Apr 6, 2011

Bonds’s Lawyers Rest Their Case Without Calling Witnesses

Former Major League Baseball Player Barry Bonds
Former Major League Baseball player Barry Bonds arrives for the first day of his perjury trial on March 21, 2011 in San Francisco. Photographer: Justin Sullivan/Getty Images
Lawyers for Barry Bonds, baseball’s home-run record-holder, rested their case today without calling any witnesses, minutes after prosecutors dropped one of four perjury charges against the ex-San Francisco Giants player.
The jury will get the case tomorrow after prosecutors and Bonds’s lawyers make final arguments, said U.S. District Judge Susan Illston in San Francisco. Prosecutors earlier dropped one of five counts, an accusation that the ballplayer lied by saying he never took “anything” given to him by his former trainer before the 2003 baseball season.
Allen Ruby, one of Bonds’s attorneys, said yesterday that the defense might call Bonds, a former trainer and three other witnesses. He also said no witnesses might be called. He didn’t tell Illston today why the defense chose not to call anyone.
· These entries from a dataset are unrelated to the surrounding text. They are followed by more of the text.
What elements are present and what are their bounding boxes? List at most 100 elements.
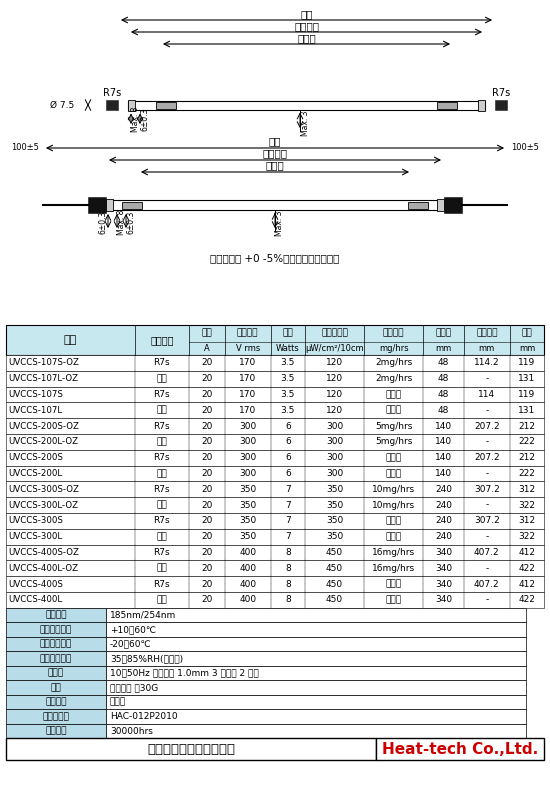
Text: -: - — [485, 406, 488, 415]
Text: UVCCS-300L: UVCCS-300L — [8, 532, 62, 541]
Text: mg/hrs: mg/hrs — [379, 344, 409, 352]
Text: 20: 20 — [201, 390, 212, 399]
Bar — [6, 739, 376, 760]
Text: 300: 300 — [239, 421, 256, 431]
Text: 無臭氧: 無臭氧 — [386, 532, 401, 541]
Text: 抗振性: 抗振性 — [48, 669, 64, 678]
Text: 發射波長: 發射波長 — [45, 610, 67, 619]
Text: 3.5: 3.5 — [280, 406, 295, 415]
Bar — [106, 100, 118, 110]
Bar — [6, 434, 544, 450]
Text: UVCCS-400S-OZ: UVCCS-400S-OZ — [8, 548, 79, 557]
Bar — [6, 694, 106, 710]
Text: 240: 240 — [435, 501, 452, 509]
Text: V rms: V rms — [235, 344, 260, 352]
Text: μW/cm²/10cm: μW/cm²/10cm — [305, 344, 364, 352]
Text: 無臭氧: 無臭氧 — [386, 469, 401, 478]
Text: 240: 240 — [435, 532, 452, 541]
Text: R7s: R7s — [153, 485, 170, 493]
Text: 407.2: 407.2 — [474, 548, 499, 557]
Text: 340: 340 — [435, 580, 452, 589]
Text: 20: 20 — [201, 469, 212, 478]
Text: 307.2: 307.2 — [474, 485, 499, 493]
Text: mm: mm — [435, 344, 452, 352]
Bar — [6, 355, 544, 371]
Text: 玻璃管長: 玻璃管長 — [294, 21, 320, 31]
Text: 電流: 電流 — [201, 328, 212, 337]
Text: 20: 20 — [201, 406, 212, 415]
Bar — [6, 402, 544, 418]
Text: UVCCS-400L-OZ: UVCCS-400L-OZ — [8, 564, 78, 573]
Text: 20: 20 — [201, 358, 212, 368]
Text: 307.2: 307.2 — [474, 517, 499, 525]
Text: Ø 7.5: Ø 7.5 — [50, 100, 74, 110]
Text: 300: 300 — [239, 437, 256, 446]
Text: 導線: 導線 — [157, 564, 167, 573]
Text: 35～85%RH(無凝露): 35～85%RH(無凝露) — [110, 654, 183, 663]
Text: UVCCS-200L-OZ: UVCCS-200L-OZ — [8, 437, 78, 446]
Text: 20: 20 — [201, 485, 212, 493]
Text: 20: 20 — [201, 532, 212, 541]
Text: 6: 6 — [285, 453, 291, 462]
Text: UVCCS-107S: UVCCS-107S — [8, 390, 63, 399]
Text: 電力: 電力 — [283, 328, 293, 337]
Text: UVCCS-200S: UVCCS-200S — [8, 453, 63, 462]
Bar — [6, 608, 106, 622]
Text: 20: 20 — [201, 548, 212, 557]
Text: 20: 20 — [201, 501, 212, 509]
Text: 119: 119 — [518, 390, 536, 399]
Bar — [88, 197, 106, 213]
Text: 導線: 導線 — [157, 532, 167, 541]
Text: 自然落下 約30G: 自然落下 約30G — [110, 683, 158, 692]
Bar — [106, 666, 526, 680]
Text: 型號: 型號 — [64, 335, 77, 345]
Text: 48: 48 — [438, 406, 449, 415]
Text: 212: 212 — [519, 453, 536, 462]
Bar — [106, 608, 526, 622]
Bar — [408, 202, 428, 208]
Bar — [128, 99, 135, 111]
Bar — [495, 100, 507, 110]
Text: -: - — [485, 532, 488, 541]
Text: 450: 450 — [326, 595, 343, 605]
Text: Max. 3: Max. 3 — [276, 210, 284, 235]
Text: UVCCS-300L-OZ: UVCCS-300L-OZ — [8, 501, 78, 509]
Text: 紫外線強度: 紫外線強度 — [321, 328, 348, 337]
Text: 8: 8 — [285, 564, 291, 573]
Text: 222: 222 — [519, 437, 535, 446]
Bar — [6, 418, 544, 434]
Text: 400: 400 — [239, 580, 256, 589]
Text: 170: 170 — [239, 374, 256, 383]
Text: R7s: R7s — [153, 390, 170, 399]
Text: 工作濕度範圍: 工作濕度範圍 — [40, 654, 72, 663]
Text: UVCCS-400S: UVCCS-400S — [8, 580, 63, 589]
Text: -: - — [485, 469, 488, 478]
Text: 16mg/hrs: 16mg/hrs — [372, 548, 415, 557]
Text: 240: 240 — [435, 485, 452, 493]
Text: 131: 131 — [518, 374, 536, 383]
Text: Heat-tech Co.,Ltd.: Heat-tech Co.,Ltd. — [382, 742, 538, 757]
Text: 5mg/hrs: 5mg/hrs — [375, 437, 412, 446]
Text: 10mg/hrs: 10mg/hrs — [372, 485, 415, 493]
Text: +10～60℃: +10～60℃ — [110, 625, 156, 634]
Bar — [6, 666, 106, 680]
Text: 300: 300 — [326, 469, 343, 478]
Text: 產品公差為 +0 -5%，因為它是玻璃產品: 產品公差為 +0 -5%，因為它是玻璃產品 — [210, 253, 340, 263]
Text: 412: 412 — [519, 548, 536, 557]
Text: 玻璃管長: 玻璃管長 — [262, 148, 288, 158]
Bar — [6, 497, 544, 513]
Bar — [106, 637, 526, 651]
Text: 6: 6 — [285, 469, 291, 478]
Text: 400: 400 — [239, 564, 256, 573]
Text: 222: 222 — [519, 469, 535, 478]
Bar — [106, 200, 444, 210]
Text: A: A — [204, 344, 210, 352]
Text: 7: 7 — [285, 517, 291, 525]
Text: 207.2: 207.2 — [474, 421, 499, 431]
Text: 20: 20 — [201, 421, 212, 431]
Text: 322: 322 — [519, 532, 536, 541]
Bar — [6, 387, 544, 402]
Text: 3.5: 3.5 — [280, 390, 295, 399]
Text: 322: 322 — [519, 501, 536, 509]
Text: Max. 8: Max. 8 — [131, 107, 140, 131]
Bonds, 46, who holds Major League Baseball’s career and single-season home run records, is accused of lying when he told a federal grand jury in 2003 that he never knowingly took steroids provided by his former fitness and weight trainer, Greg Anderson, and that no one other than his doctor gave him injections.
His lawyers say he truthfully testified that he received performance-enhancing substances from Anderson, not knowing what they were because they were new at the time.
The case is U.S. v. Bonds, 07-00732, U.S. District Court, Northern District of California (San Francisco).